Fried Gnocchi
Serves: 4-8 people
Ingredients:
8 grams yeast
1/2 cup (120ml) milk
1 1/2 cups (180g) flour (all-pupose)
Pinch of salt
200g salami (thinly sliced)
1 cup (120g) Parmesan cheese (sliced)
4 cups (1 litre) olive oil (for frying)
Method:
1. Dissolve the yeast in the milk.
2. Heap the flour in a mound on a work surface. Make
a well in the center, pour in the milk and yeast mixture,
and add a little salt. Work the mixture into a soft dough.
3. Shape the dough into a ball and set aside covered,
in a warm place, until doubled in volume. With a rolling pin,
roll out the dough into a rectangle. Fold the rectangle into
4 and roll out once more into a rectangle.

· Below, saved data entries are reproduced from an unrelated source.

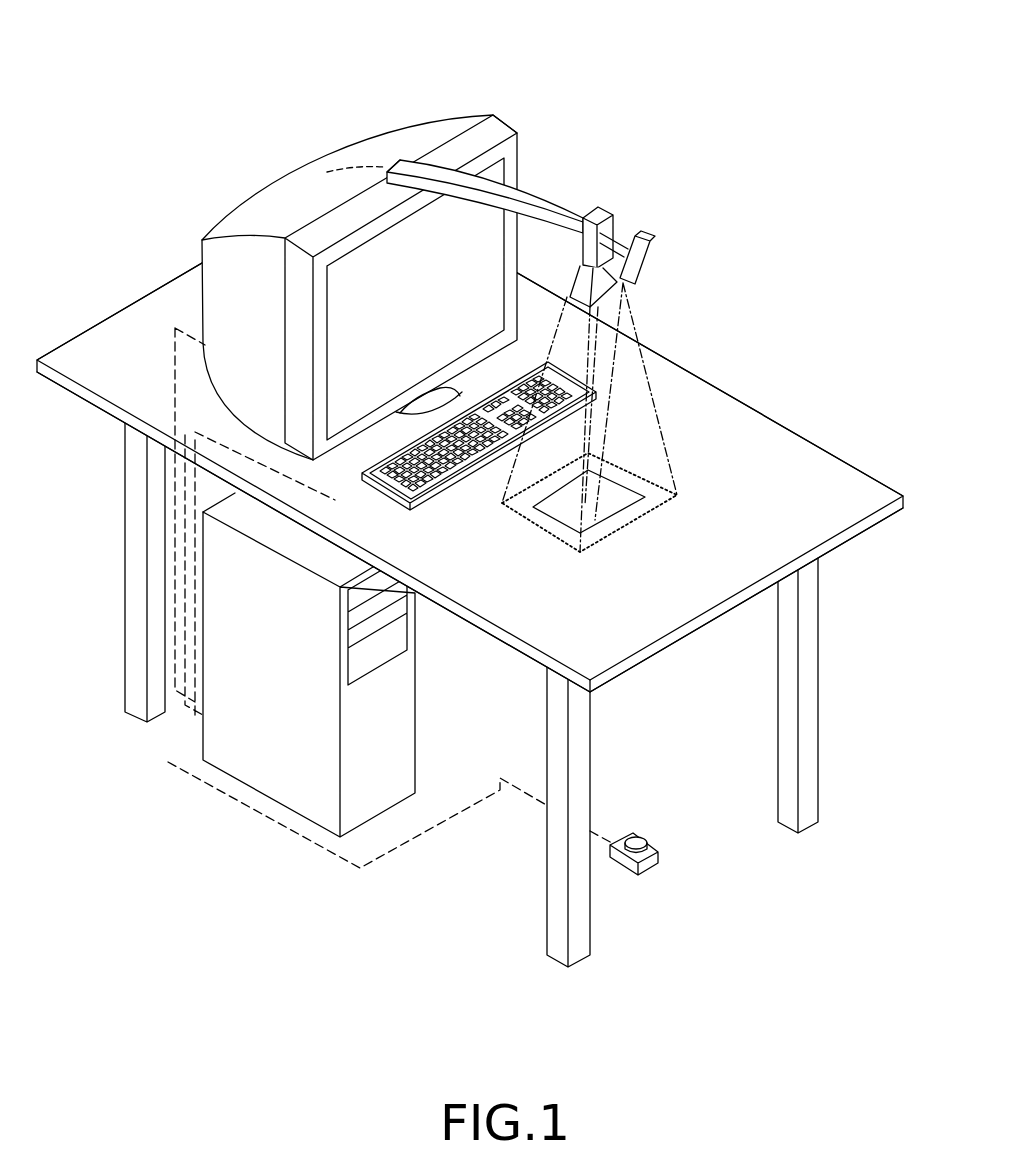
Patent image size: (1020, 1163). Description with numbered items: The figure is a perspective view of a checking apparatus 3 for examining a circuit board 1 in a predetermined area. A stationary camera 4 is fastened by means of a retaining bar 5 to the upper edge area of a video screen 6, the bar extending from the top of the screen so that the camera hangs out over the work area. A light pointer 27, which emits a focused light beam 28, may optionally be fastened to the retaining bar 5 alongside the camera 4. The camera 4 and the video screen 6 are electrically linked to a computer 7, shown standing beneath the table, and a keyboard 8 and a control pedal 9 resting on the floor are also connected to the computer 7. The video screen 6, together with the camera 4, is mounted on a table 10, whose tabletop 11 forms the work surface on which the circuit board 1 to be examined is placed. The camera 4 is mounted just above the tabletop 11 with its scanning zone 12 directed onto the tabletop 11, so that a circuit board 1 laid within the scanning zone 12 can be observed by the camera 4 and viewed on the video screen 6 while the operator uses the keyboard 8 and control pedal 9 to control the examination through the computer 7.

The circuit board 1 is at (610, 520).
The checking apparatus 3 is at (365, 80).
The stationary camera 4 is at (598, 210).
The retaining bar 5 is at (545, 200).
The video screen 6 is at (431, 312).
The computer 7 is at (280, 668).
The keyboard 8 is at (463, 485).
The control pedal 9 is at (658, 855).
The table 10 is at (499, 571).
The tabletop 11 is at (803, 473).
The scanning zone 12 is at (650, 512).
The light pointer 27 is at (652, 262).
The focused light beam 28 is at (652, 355).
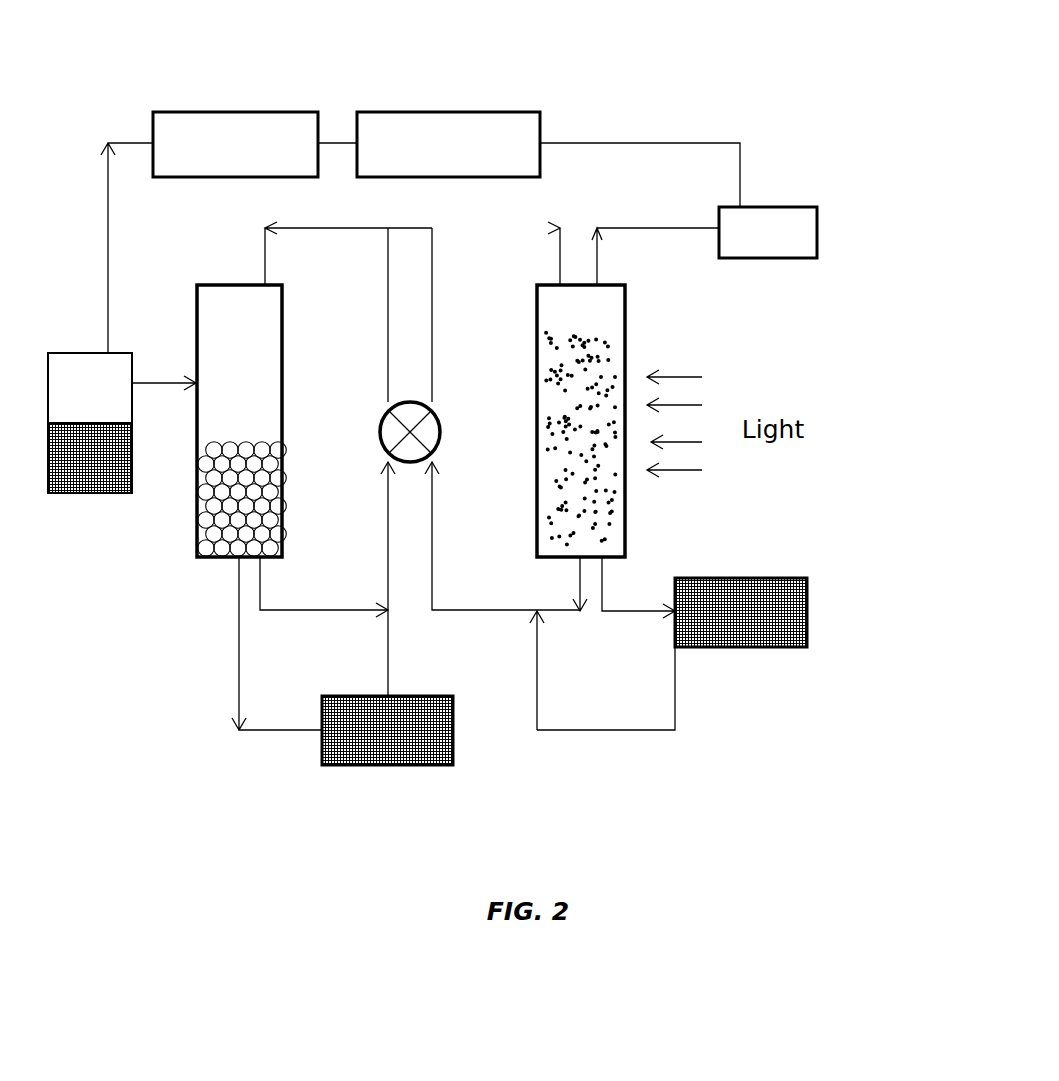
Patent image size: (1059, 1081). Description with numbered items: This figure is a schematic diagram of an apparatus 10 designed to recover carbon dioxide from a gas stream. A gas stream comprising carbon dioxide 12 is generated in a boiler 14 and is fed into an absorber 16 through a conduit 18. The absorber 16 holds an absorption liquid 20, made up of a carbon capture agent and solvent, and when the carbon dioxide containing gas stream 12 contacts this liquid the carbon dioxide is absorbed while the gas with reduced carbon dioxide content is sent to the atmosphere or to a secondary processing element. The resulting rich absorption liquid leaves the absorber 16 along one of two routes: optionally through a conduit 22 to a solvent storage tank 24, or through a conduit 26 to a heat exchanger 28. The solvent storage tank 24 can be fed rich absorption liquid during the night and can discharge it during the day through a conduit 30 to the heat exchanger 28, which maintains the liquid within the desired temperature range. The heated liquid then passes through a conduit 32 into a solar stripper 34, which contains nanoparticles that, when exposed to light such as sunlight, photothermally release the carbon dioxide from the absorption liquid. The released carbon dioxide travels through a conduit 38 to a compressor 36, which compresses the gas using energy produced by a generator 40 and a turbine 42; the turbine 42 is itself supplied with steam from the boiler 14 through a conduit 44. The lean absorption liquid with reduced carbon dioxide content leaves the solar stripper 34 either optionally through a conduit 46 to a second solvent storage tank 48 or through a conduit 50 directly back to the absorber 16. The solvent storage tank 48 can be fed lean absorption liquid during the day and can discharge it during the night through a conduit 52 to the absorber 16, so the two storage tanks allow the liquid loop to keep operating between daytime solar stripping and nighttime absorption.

Repeat this process 4 times. Finally, roll the dough into
a single thin sheet and cut it into 2 inch by 4 inch (5 cm
by 10 cm) rectangles.
4. Place a slice of salami and a slice of parmesan
on one half of each piece of dough. Fold each rectangle over
to enclose the filling, moistening the edges a little so they
will hold together securely.
5. Heat the oil to 350°F (180°C) and fry the
rectangles of dough, a few at a time. When they are puffed
and nicely browned, drain them, and place them on a paper
towel to absorb excess fat. Arrange on a platter and serve.